More Than a Café
By
    The owner of Curt's Café, Susan Trieschmann, with an employee.
    Photo by Sean Magner / North by Northwestern

    At first glance, Curt's Café on Central Street may seem like nothing more than a trendy eatery. It is lively and cozy, and the food and coffee are top-notch. To an unfamiliar customer, it's simply another un-commercialized Starbucks, a neighborhood spot, a quirky hideaway.

    But it's more than that. Even the title, which some might assume is named after an owner, has a hidden meaning. It's an acronym, standing for Cultivating Unique Restaurant Training.

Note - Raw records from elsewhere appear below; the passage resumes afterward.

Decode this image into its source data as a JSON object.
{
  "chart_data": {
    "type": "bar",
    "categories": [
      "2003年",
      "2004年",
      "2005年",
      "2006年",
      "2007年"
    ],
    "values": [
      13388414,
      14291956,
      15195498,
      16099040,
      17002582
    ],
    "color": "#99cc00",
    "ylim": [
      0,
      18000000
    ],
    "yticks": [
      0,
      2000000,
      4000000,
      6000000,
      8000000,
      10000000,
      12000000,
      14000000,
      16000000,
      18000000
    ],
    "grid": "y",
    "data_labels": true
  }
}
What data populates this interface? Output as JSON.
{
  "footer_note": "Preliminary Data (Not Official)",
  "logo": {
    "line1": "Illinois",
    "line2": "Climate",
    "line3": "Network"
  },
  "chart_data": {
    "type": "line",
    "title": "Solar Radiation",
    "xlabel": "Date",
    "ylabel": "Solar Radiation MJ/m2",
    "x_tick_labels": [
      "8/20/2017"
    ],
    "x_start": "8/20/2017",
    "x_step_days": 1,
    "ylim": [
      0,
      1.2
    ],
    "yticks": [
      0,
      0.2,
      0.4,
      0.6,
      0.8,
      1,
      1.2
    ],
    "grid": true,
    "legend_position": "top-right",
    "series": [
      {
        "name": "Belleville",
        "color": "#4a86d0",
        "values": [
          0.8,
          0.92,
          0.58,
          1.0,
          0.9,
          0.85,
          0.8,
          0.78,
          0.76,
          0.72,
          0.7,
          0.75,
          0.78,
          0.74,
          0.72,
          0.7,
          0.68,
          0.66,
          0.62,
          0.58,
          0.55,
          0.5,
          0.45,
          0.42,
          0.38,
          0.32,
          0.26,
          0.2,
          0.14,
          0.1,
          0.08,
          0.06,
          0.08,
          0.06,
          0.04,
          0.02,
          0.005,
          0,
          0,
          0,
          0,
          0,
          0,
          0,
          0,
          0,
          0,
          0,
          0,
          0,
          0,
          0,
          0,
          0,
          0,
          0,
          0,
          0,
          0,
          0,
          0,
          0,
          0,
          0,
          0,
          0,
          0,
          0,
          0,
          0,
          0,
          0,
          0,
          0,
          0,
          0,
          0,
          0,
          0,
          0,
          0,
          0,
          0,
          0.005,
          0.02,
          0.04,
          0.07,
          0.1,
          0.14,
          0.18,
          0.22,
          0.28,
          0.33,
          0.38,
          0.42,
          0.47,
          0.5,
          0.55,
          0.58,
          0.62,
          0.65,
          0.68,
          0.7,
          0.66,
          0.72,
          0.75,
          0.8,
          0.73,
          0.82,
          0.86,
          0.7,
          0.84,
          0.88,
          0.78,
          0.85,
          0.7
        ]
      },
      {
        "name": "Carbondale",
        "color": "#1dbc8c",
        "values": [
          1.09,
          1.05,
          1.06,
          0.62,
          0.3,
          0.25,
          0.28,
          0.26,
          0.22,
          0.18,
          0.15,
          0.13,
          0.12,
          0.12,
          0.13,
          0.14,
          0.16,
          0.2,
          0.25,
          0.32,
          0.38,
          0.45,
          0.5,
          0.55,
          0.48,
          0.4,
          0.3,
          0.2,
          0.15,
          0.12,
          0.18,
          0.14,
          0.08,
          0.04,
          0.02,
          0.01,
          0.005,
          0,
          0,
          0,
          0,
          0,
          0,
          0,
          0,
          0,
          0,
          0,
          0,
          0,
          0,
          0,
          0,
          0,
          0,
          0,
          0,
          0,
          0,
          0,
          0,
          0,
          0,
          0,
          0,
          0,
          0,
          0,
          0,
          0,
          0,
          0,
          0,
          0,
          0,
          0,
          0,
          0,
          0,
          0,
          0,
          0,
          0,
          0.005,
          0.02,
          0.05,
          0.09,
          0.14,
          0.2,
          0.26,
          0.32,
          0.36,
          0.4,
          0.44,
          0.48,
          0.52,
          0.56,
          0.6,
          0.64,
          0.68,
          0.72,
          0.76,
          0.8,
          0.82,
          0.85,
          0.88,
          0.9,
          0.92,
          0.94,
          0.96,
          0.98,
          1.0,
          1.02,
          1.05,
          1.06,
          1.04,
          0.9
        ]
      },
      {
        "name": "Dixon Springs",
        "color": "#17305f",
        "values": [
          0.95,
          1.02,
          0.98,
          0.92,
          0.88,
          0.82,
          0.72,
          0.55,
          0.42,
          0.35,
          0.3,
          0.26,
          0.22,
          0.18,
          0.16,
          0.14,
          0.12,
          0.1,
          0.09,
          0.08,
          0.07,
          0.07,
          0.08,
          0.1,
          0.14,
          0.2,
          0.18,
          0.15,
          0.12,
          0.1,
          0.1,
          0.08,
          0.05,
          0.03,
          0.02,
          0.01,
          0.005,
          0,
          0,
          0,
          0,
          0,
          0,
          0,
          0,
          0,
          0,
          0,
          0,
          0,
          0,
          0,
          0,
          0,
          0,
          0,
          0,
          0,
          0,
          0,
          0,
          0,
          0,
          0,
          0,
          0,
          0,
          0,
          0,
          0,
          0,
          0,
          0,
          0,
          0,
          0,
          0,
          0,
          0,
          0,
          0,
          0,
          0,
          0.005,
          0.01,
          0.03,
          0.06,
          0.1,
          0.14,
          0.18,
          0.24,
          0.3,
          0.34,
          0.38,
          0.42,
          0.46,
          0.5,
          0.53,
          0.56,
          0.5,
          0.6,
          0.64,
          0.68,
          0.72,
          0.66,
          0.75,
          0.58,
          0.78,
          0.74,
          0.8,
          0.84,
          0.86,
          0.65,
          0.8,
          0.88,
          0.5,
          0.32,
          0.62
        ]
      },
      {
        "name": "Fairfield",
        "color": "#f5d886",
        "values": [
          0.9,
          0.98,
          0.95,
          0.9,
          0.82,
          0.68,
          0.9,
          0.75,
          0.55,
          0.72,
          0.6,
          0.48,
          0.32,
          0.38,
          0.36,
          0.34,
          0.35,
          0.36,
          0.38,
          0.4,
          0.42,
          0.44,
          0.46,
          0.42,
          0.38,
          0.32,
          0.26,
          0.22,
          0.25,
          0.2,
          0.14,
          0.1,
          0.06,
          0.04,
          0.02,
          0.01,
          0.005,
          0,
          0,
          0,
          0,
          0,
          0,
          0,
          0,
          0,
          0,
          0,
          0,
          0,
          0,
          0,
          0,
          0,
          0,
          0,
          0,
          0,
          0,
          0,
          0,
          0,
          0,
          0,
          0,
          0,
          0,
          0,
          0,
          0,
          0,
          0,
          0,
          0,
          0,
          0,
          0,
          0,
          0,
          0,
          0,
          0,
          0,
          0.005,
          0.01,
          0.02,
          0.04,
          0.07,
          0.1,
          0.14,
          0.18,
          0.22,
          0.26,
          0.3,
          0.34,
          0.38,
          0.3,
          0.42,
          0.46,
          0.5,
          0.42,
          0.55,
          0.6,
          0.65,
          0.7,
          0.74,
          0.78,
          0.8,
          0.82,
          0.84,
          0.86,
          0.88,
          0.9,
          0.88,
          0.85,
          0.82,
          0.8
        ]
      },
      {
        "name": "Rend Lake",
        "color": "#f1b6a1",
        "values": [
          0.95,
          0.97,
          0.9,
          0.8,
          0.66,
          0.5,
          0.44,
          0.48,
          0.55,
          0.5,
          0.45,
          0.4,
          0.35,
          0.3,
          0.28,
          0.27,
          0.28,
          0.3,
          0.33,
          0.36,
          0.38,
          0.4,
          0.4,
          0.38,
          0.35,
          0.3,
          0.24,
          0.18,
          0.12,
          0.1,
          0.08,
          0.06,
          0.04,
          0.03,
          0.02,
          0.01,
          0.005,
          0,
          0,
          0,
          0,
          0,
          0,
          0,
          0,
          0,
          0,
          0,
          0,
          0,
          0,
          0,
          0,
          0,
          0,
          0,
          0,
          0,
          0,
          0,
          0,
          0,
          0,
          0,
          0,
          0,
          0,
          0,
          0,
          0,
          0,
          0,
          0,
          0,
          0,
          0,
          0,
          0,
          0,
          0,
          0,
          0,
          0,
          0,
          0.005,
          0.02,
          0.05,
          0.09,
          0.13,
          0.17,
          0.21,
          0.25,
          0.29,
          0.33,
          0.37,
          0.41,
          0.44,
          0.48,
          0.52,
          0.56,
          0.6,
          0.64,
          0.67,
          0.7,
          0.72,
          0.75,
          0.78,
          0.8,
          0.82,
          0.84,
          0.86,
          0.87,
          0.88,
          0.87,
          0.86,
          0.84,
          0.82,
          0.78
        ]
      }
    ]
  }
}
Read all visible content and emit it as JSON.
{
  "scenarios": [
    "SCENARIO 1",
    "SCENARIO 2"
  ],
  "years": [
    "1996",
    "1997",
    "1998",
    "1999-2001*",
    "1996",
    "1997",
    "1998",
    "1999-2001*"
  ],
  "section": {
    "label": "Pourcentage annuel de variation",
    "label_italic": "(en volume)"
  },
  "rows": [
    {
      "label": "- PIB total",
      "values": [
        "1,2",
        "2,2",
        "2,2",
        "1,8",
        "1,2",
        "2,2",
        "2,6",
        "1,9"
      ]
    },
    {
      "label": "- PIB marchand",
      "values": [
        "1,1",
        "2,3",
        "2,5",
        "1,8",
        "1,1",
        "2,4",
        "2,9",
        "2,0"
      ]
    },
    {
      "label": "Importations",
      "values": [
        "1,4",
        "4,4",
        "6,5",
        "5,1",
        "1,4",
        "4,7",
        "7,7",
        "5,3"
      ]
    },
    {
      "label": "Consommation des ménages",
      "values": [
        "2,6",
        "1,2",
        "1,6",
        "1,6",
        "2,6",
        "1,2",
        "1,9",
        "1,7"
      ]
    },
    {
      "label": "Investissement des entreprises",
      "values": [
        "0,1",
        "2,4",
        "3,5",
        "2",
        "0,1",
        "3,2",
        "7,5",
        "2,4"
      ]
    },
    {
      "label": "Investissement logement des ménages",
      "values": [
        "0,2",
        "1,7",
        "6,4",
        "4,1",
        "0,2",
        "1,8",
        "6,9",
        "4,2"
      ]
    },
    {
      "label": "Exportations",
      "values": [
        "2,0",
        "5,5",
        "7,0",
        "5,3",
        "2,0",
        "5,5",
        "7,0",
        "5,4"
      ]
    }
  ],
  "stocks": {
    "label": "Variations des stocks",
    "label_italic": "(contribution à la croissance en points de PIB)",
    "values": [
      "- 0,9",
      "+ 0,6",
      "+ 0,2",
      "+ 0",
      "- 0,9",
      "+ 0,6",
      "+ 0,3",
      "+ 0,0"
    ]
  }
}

    Of Curt's Café's 36 employees, only six work as paid staff members. The rest are 15- to 24-year-olds who have either spent time in jail or faced some type of legal trouble. Some have committed serious crimes, others are homeless and many have lost friends and family to gang violence. Almost all of them have been tossed aside by the judicial system, with little hope of finding permanent employment. The mission of Curt's Café is to take in these young people and provide them with the training they need to find jobs.

    "When we incarcerate young people, we make them stop learning," says Susan Trieschmann, owner and founder of Curt's Café. "So when they come out four years later, they don't know how to learn. They have a 14-year-old mentality when they're 18. It makes them look dumb, but it has nothing to do with dumb or smart."

    The students, as they are referred to, go through a gradual training process that begins at the dish sink and moves toward the front of the café.

    Once comfortable with the working environment, they start making sandwiches and salads, eventually graduating to the counter where they interact with customers and make drinks. At the end of their tenure at Curt's, usually around around three months, students graduate with a wealth of new skills and the experience they need for a full-time job. Since the café's opening in 2012, more than 80 graduated students have gone to school or found jobs at a variety of businesses, randing from Edzo's Burgers to T.J. Maxx to right here at Northwestern.

    Anna Martinez, 19, a student from Evanston, started at Curt's in mid-February and is now one of the first faces many customers see at the counter. Although she was skeptical at first, she quickly grew to love her fellow Curt's employees, who welcomed her with open arms and have taken a liking to her young son.

    "They love him," Martinez says. "It's wonderful."

    Martinez also says she wants to be a barista once she graduates and recently got a callback to work at Starbucks.

    Trieschmann keeps close contact with her students after they graduate, making herself available in any way if they run into trouble. While some students may fall back into old habits, most won't. And for Trieschmann, that's all that matters.

    "Our unwritten goal is to have them stay out of prison," she says. "That what we really want."